Huang, Zhi; Zhou, Wei; Li, Yongtao; Cao, Mei; Wang, Tianqi; Ma, Yakun; Guo, Qingxiang; Wang, Xin; Zhang, Chao; Zhang, Chenglan; Shen, Wenzhi; Liu, Yanhua; Chen, Yanan; Zheng, Jianyu; Yang, Shengyong; Fan, Yan; Xiang, Rong published the artcile< Novel hybrid molecule overcomes the limited response of solid tumours to HDAC inhibitors via suppressing JAK1-STAT3-BCL2 signalling>, Reference of 220731-04-4, the main research area is breast ovarian cancer HDAC inhibitor JAK1 STAT3 BCL2 signaling; CDK4/6; HDAC1; JAK1; inhibitor; solid tumour.

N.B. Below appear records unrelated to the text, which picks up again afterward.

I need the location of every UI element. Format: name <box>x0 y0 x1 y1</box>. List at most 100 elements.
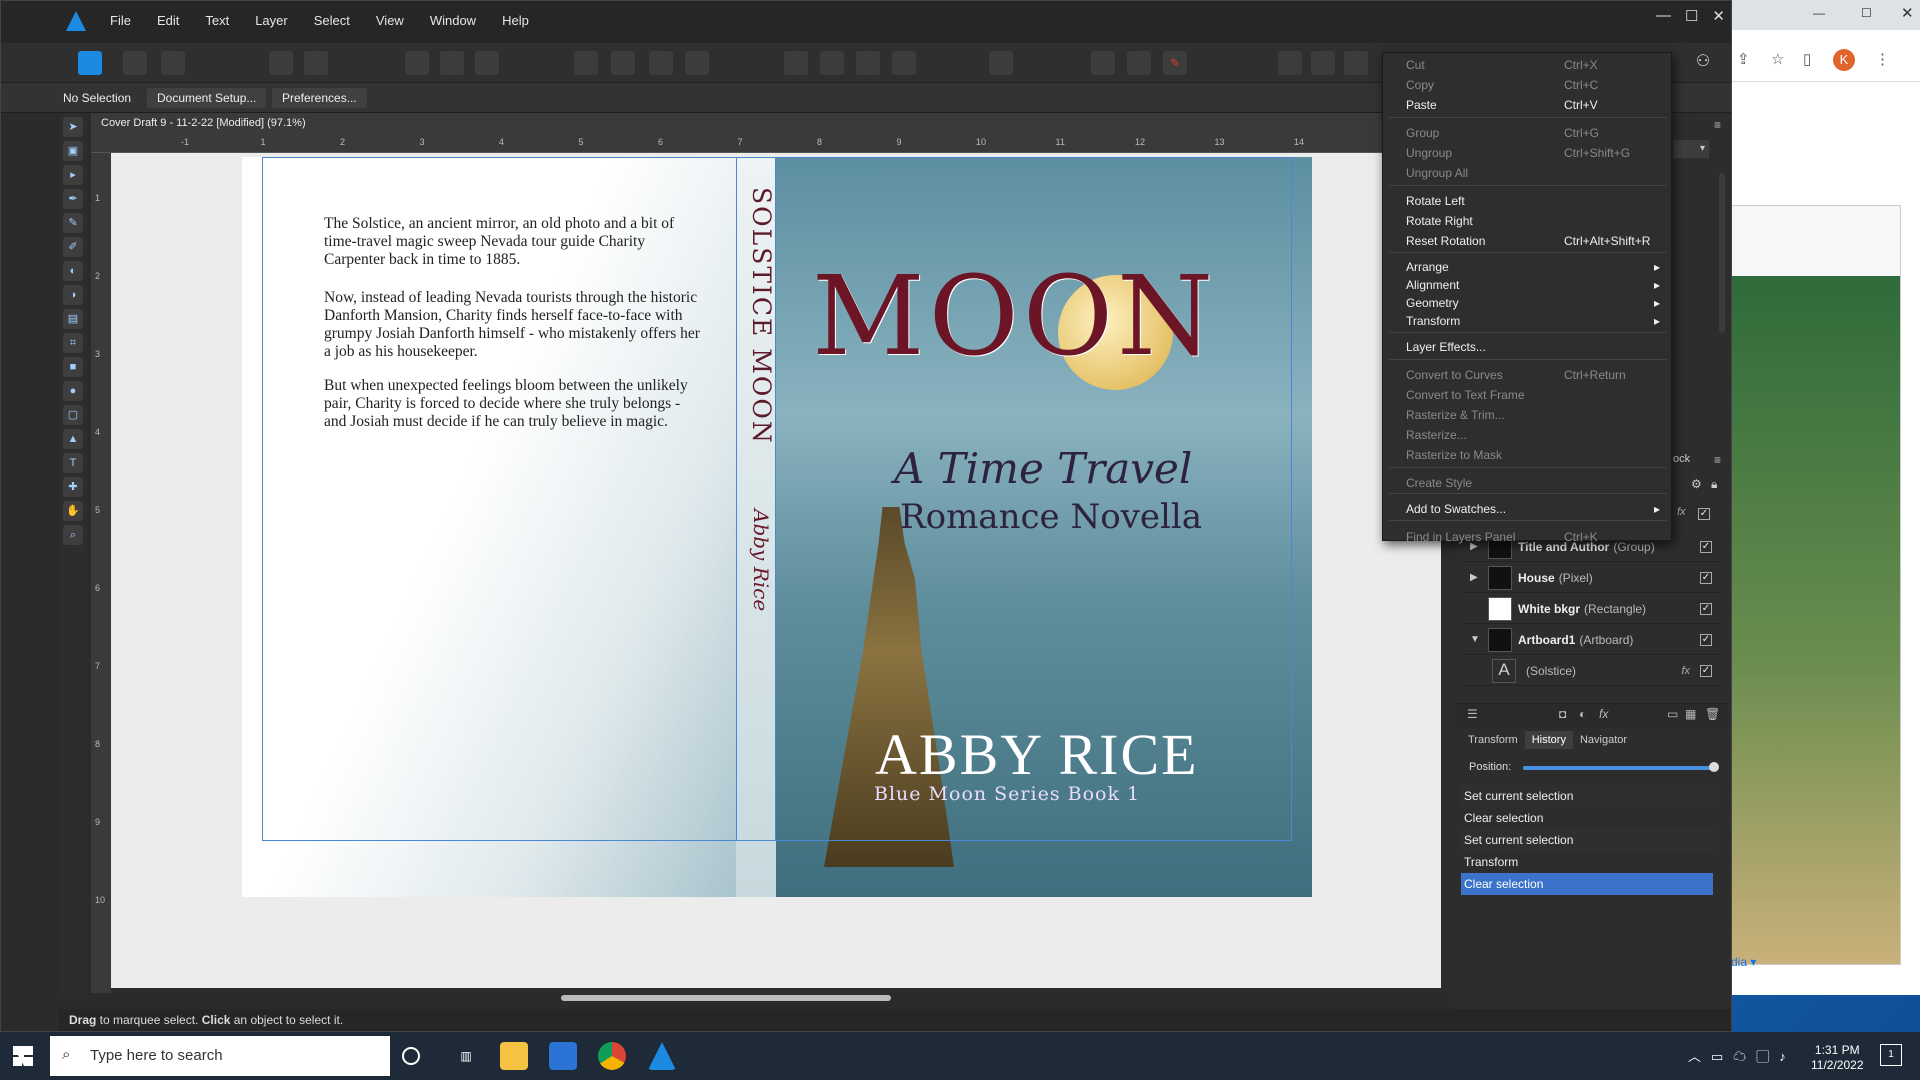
fx-icon[interactable]: fx <box>1599 707 1608 721</box>
designer-persona-icon[interactable] <box>269 51 293 75</box>
fx-icon[interactable]: fx <box>1681 665 1690 677</box>
cover-spread[interactable]: The Solstice, an ancient mirror, an old … <box>242 157 1312 897</box>
tab-transform[interactable]: Transform <box>1461 731 1525 749</box>
maximize-icon[interactable]: ☐ <box>1685 7 1698 25</box>
menu-item-group[interactable]: Group Ctrl+G <box>1406 124 1668 142</box>
tab-navigator[interactable]: Navigator <box>1573 731 1634 749</box>
history-item[interactable]: Set current selection <box>1461 785 1713 807</box>
preferences-button[interactable]: Preferences... <box>272 88 367 108</box>
visibility-checkbox[interactable]: ✓ <box>1700 602 1712 615</box>
history-item[interactable]: Clear selection <box>1461 807 1713 829</box>
layer-row[interactable]: White bkgr (Rectangle) ✓ <box>1462 594 1720 624</box>
history-position-knob[interactable] <box>1709 762 1719 772</box>
menu-view[interactable]: View <box>363 13 417 28</box>
document-setup-button[interactable]: Document Setup... <box>147 88 267 108</box>
close-icon[interactable]: ✕ <box>1901 4 1914 22</box>
layers-panel-icon[interactable]: ☰ <box>1467 707 1478 721</box>
publisher-persona-icon[interactable] <box>78 51 102 75</box>
boolean-icon[interactable] <box>1278 51 1302 75</box>
close-icon[interactable]: ✕ <box>1712 7 1725 25</box>
horizontal-scrollbar[interactable] <box>561 995 891 1001</box>
menu-item-create-style[interactable]: Create Style <box>1406 474 1668 492</box>
menu-item-ungroup[interactable]: Ungroup Ctrl+Shift+G <box>1406 144 1668 162</box>
menu-item-layer-effects[interactable]: Layer Effects... <box>1406 338 1668 356</box>
visibility-checkbox[interactable]: ✓ <box>1700 664 1712 677</box>
profile-avatar[interactable]: K <box>1833 49 1855 71</box>
share-icon[interactable] <box>161 51 185 75</box>
minimize-icon[interactable]: — <box>1656 7 1671 25</box>
magnet-icon[interactable]: ✎ <box>1163 51 1187 75</box>
layer-dropdown[interactable]: ▾ <box>1673 140 1709 158</box>
menu-help[interactable]: Help <box>489 13 542 28</box>
menu-item-find-in-layers-panel[interactable]: Find in Layers Panel Ctrl+K <box>1406 528 1668 546</box>
arrange-icon[interactable] <box>784 51 808 75</box>
photo-persona-icon[interactable] <box>123 51 147 75</box>
menu-item-rotate-left[interactable]: Rotate Left <box>1406 192 1668 210</box>
fill-tool-icon[interactable]: ◐ <box>63 261 83 281</box>
visibility-checkbox[interactable]: ✓ <box>1700 571 1712 584</box>
menu-edit[interactable]: Edit <box>144 13 192 28</box>
notification-icon[interactable]: 1 <box>1880 1044 1902 1066</box>
node-tool-icon[interactable]: ▸ <box>63 165 83 185</box>
menu-item-copy[interactable]: Copy Ctrl+C <box>1406 76 1668 94</box>
panel-scrollbar[interactable] <box>1719 173 1725 333</box>
mask-icon[interactable]: ◘ <box>1559 707 1566 721</box>
menu-item-add-to-swatches[interactable]: Add to Swatches... ▸ <box>1406 500 1668 518</box>
snap-icon[interactable] <box>1127 51 1151 75</box>
history-item[interactable]: Transform <box>1461 851 1713 873</box>
menu-item-rasterize-to-mask[interactable]: Rasterize to Mask <box>1406 446 1668 464</box>
taskbar-search[interactable]: ⌕ Type here to search <box>50 1036 390 1076</box>
menu-icon[interactable]: ⋮ <box>1875 50 1890 68</box>
menu-item-rotate-right[interactable]: Rotate Right <box>1406 212 1668 230</box>
frame-icon[interactable] <box>475 51 499 75</box>
grid-icon[interactable] <box>1091 51 1115 75</box>
photo-persona-icon[interactable] <box>304 51 328 75</box>
arrange-icon[interactable] <box>892 51 916 75</box>
menu-item-arrange[interactable]: Arrange ▸ <box>1406 258 1668 276</box>
hand-tool-icon[interactable]: ✋ <box>63 501 83 521</box>
menu-text[interactable]: Text <box>192 13 242 28</box>
history-item[interactable]: Clear selection <box>1461 873 1713 895</box>
history-position-slider[interactable] <box>1523 766 1715 770</box>
vertical-ruler[interactable]: 1 2 3 4 5 6 7 8 9 10 <box>91 153 111 993</box>
zoom-tool-icon[interactable]: ⌕ <box>63 525 83 545</box>
menu-item-paste[interactable]: Paste Ctrl+V <box>1406 96 1668 114</box>
menu-select[interactable]: Select <box>301 13 363 28</box>
menu-file[interactable]: File <box>97 13 144 28</box>
menu-item-transform[interactable]: Transform ▸ <box>1406 312 1668 330</box>
transparency-tool-icon[interactable]: ◑ <box>63 285 83 305</box>
share-icon[interactable]: ⇪ <box>1737 50 1750 68</box>
add-layer-icon[interactable]: ▭ <box>1667 707 1678 721</box>
task-view-icon[interactable]: ▥ <box>452 1042 480 1070</box>
menu-item-cut[interactable]: Cut Ctrl+X <box>1406 56 1668 74</box>
panel-menu-icon[interactable]: ≡ <box>1714 118 1721 132</box>
browser-link[interactable]: dia ▾ <box>1731 955 1756 969</box>
canvas[interactable]: The Solstice, an ancient mirror, an old … <box>111 153 1441 1001</box>
history-item[interactable]: Set current selection <box>1461 829 1713 851</box>
visibility-checkbox[interactable]: ✓ <box>1698 508 1710 520</box>
adjustment-icon[interactable]: ◐ <box>1579 707 1586 721</box>
visibility-checkbox[interactable]: ✓ <box>1700 633 1712 646</box>
move-tool-icon[interactable]: ➤ <box>63 117 83 137</box>
align-icon[interactable] <box>649 51 673 75</box>
minimize-icon[interactable]: — <box>1813 6 1825 20</box>
fx-icon[interactable]: fx <box>1677 506 1686 518</box>
boolean-icon[interactable] <box>1344 51 1368 75</box>
rounded-rect-tool-icon[interactable]: ▢ <box>63 405 83 425</box>
align-icon[interactable] <box>611 51 635 75</box>
menu-layer[interactable]: Layer <box>242 13 301 28</box>
ellipse-tool-icon[interactable]: ● <box>63 381 83 401</box>
store-icon[interactable] <box>549 1042 577 1070</box>
file-explorer-icon[interactable] <box>500 1042 528 1070</box>
maximize-icon[interactable]: ☐ <box>1861 6 1872 20</box>
visibility-checkbox[interactable]: ✓ <box>1700 540 1712 553</box>
menu-item-alignment[interactable]: Alignment ▸ <box>1406 276 1668 294</box>
menu-item-reset-rotation[interactable]: Reset Rotation Ctrl+Alt+Shift+R <box>1406 232 1668 250</box>
rectangle-tool-icon[interactable]: ■ <box>63 357 83 377</box>
menu-item-rasterize[interactable]: Rasterize... <box>1406 426 1668 444</box>
crop-tool-icon[interactable]: ⌗ <box>63 333 83 353</box>
document-tab[interactable]: Cover Draft 9 - 11-2-22 [Modified] (97.1… <box>91 113 1451 135</box>
horizontal-ruler[interactable]: -1 1 2 3 4 5 6 7 8 9 10 11 12 13 14 <box>91 135 1451 153</box>
boolean-icon[interactable] <box>1311 51 1335 75</box>
arrange-icon[interactable] <box>856 51 880 75</box>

Despite initial progress in preclin. models, most known histone deacetylase inhibitors (HDACis) used as a single agent have failed to show clin. benefits in nearly all types of solid tumors. Hence, the efficacy of HDACis in solid tumors remains uncertain. Herein, we developed a hybrid HDAC inhibitor that sensitized solid tumors to HDAC-targeted treatment. Methods: A hybrid mol., Roxyl-zhc-84 was designed and synthesized with novel architecture. The pharmacokinetics and toxicity of Roxyl-zhc-84 were analyzed. Results: Roxyl-zhc-84 showed excellent pharmacokinetics and low toxicity. The novel hybrid inhibitor Roxyl-zhc-84 induced cell apoptosis and G1-phase arrest in breast cancer and ovarian cancer cell lines. In three mouse models, oral administration of Roxyl-zhc-84 led to significant tumor regression without obvious toxicity. Moreover, Roxyl-zhc-84 dramatically improved the limited response of traditional HDAC inhibitors in solid tumors via overcoming JAK1-STAT3-BCL2-mediated drug resistance. Roxyl-zhc-84 treatment exhibited vastly superior efficacy than the combination of HDAC and JAK1 inhibitors both in vitro and in vivo. Conclusion: Concurrent inhibition of HDAC and CDK using Roxyl-zhc-84 with addnl. JAK1 targeting resolved the limited response of traditional HDAC inhibitors in solid tumors via overcoming JAK1-STAT3-BCL2-mediated drug resistance, providing a rational multi-target treatment to sensitize solid tumors to HDACi therapy.
Theranostics published new progress about Acetylated histone H3 Role: BSU (Biological Study, Unclassified), BIOL (Biological Study). 220731-04-4 belongs to class pyridine-derivatives, and the molecular formula is C10H15N3O2, Reference of 220731-04-4.